Irrespective of COVID, the Brexit clock continues to tick down to 31 December 2020, the day the implementation period ends. On IP completion day, under the European Union (Withdrawal) Act 2018, the body of EU law then applicable will be converted into UK domestic law: a process known as “on-shoring”. What gets on-shored and what doesn’t is therefore a binary question: EU laws that are operative on IP completion day will make the cut, but those not operative until afterwards will be timed out.

For the functioning of the statute book as a whole, this kind of hard cut-off date offers the only pragmatic solution. But for any given individual regulation currently being pushed through the EU legislative machinery, whether it gets out by the end of the year and onto the UK statute book, or whether it gets held up until the New Year and is therefore left off, seems, somehow, more arbitrary. Indeed, the EU’s complex juridical choreography – the Commission proposes, the Parliament and the Council formulate positions, trialogue negotiations are held, jurists and linguists translate political agreements into legal texts in 24 languages, for publication in the EU’s Official Journal before a law applies – carries on, with apparent disregard for the Brexit clock counting down and its implications for UK domestic law.

In July, the Commission adopted a Capital Markets Recovery Package, as part of the its overall COVID-19 recovery strategy. This includes a number of targeted amendments to: (i) the Prospectus Regulation, to create a new “EU Recovery Prospectus” – a short-form prospectus for secondary issues of shares; (ii) MiFID II, to exempt bonds with make-whole provisions from the product governance obligations; and (iii) the Securitisation Regulation and the Capital Requirements Regulation, to create both a specific regulatory framework for non-performing exposures and a "simple, transparent and standardised" (STS) framework for balance sheet synthetic securitisations. 

The position of the Commission is that these measures are all liberalising in nature, in that they will lower the cost of capital for businesses in need, but not at the expense of investor protection. If there really is no downside, we might wonder why the Commission needed to wait for the COVID economic shock: shouldn't these reforms be taking place anyway? And on one view, because they relate to regimes that were only put in place recently, they serve as a reminder that the EU does not always legislate to a regulatory optimum. 
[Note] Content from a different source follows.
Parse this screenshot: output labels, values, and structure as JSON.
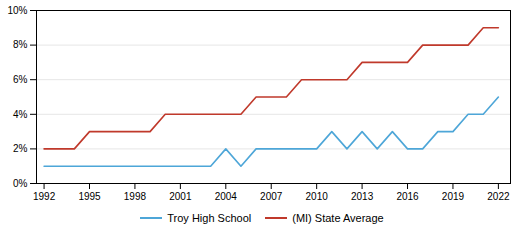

A more sympathetic view is that this kind of initiative demonstrates the EU's agility and ability to self-correct: mistakes are identified and regulatory errors get fixed quickly. But just how quick is a quick fix? The recent CRR quick fixes (encouraging banks to lend to businesses and households) were rushed through in less than two months from start to finish. No such luck, though, for the capital markets quick fixes. Under the current German presidency, the Council confirmed its position on the Capital Markets Recovery Package on 21 October. With relatively minor modifications (restricting the use of an EU recovery prospectus to offers of not more than 90% of outstanding capital, creating a dedicated prudential treatment for synthetic excess spread in the CRR,  amending the Transparency Directive to allow member states to postpone for a year the requirement for listed companies to prepare annual financial reports in the new European Single Electronic Reporting Format) the Council supports the Commission's position. But the Parliament is taking longer, with some committee votes not scheduled until 19 November. Even under the most optimistic scenario, it now seems mathematically impossible for these reforms to be operative in the EU by the end of the year, thereby missing the deadline for UK on-shoring.

What, then, for these reforms as a matter of UK domestic law? In August, HM Treasury published a cabinet office memorandum, indicating the UK Government's position on the EU capital markets quick fixes. Broadly, it supports the reforms to the Prospectus Regulation and MiFID, but appears somewhat more hesitant in relation to the securitisation measures, stating: "The Government recognises the potential involvement of securitisation markets in the post-COVID economic recovery, and that amendments to the securitisation framework may be beneficial in revitalising securitisation markets. Any changes to the securitisation framework must be completed in the context of ensuring prudential standards are not reduced and financial stability is upheld." Given this, and the fact that the UK Government and regulators will need to consult on these changes, a level of divergence both as to timing and as to substance might be expected.  

The consequences of divergence between UK and EU capital markets regulation is a much harder question. Even if the UK does not put in place its own "Recovery Prospectus" framework, might issuers be able to use their EU Recovery Prospectuses in the UK, relying on the UK's equivalence determination in relation to the EU prospectus regime?  Bookrunners' MIFID II product governance processes are now (for wholesale issuances at least) highly standardised and not a significant cost, so an unlevel playing field between the UK and the EU might not make much difference. For securitisers, the implications are more significant, potentially putting UK financial institutions at a disadvantage (relative to their EU peers) in their ability to manage capital requirements and risk profiles. This sounds like an early test case in how the PRA would apply its new obligation (contained within the Financial Services Bill) to have regard, when formulating capital requirements rules, to "the likely effect of the rules on the relative standing of the United Kingdom as a place for internationally active credit institutions and investment firms to be based or to carry on activities". Time alone will tell.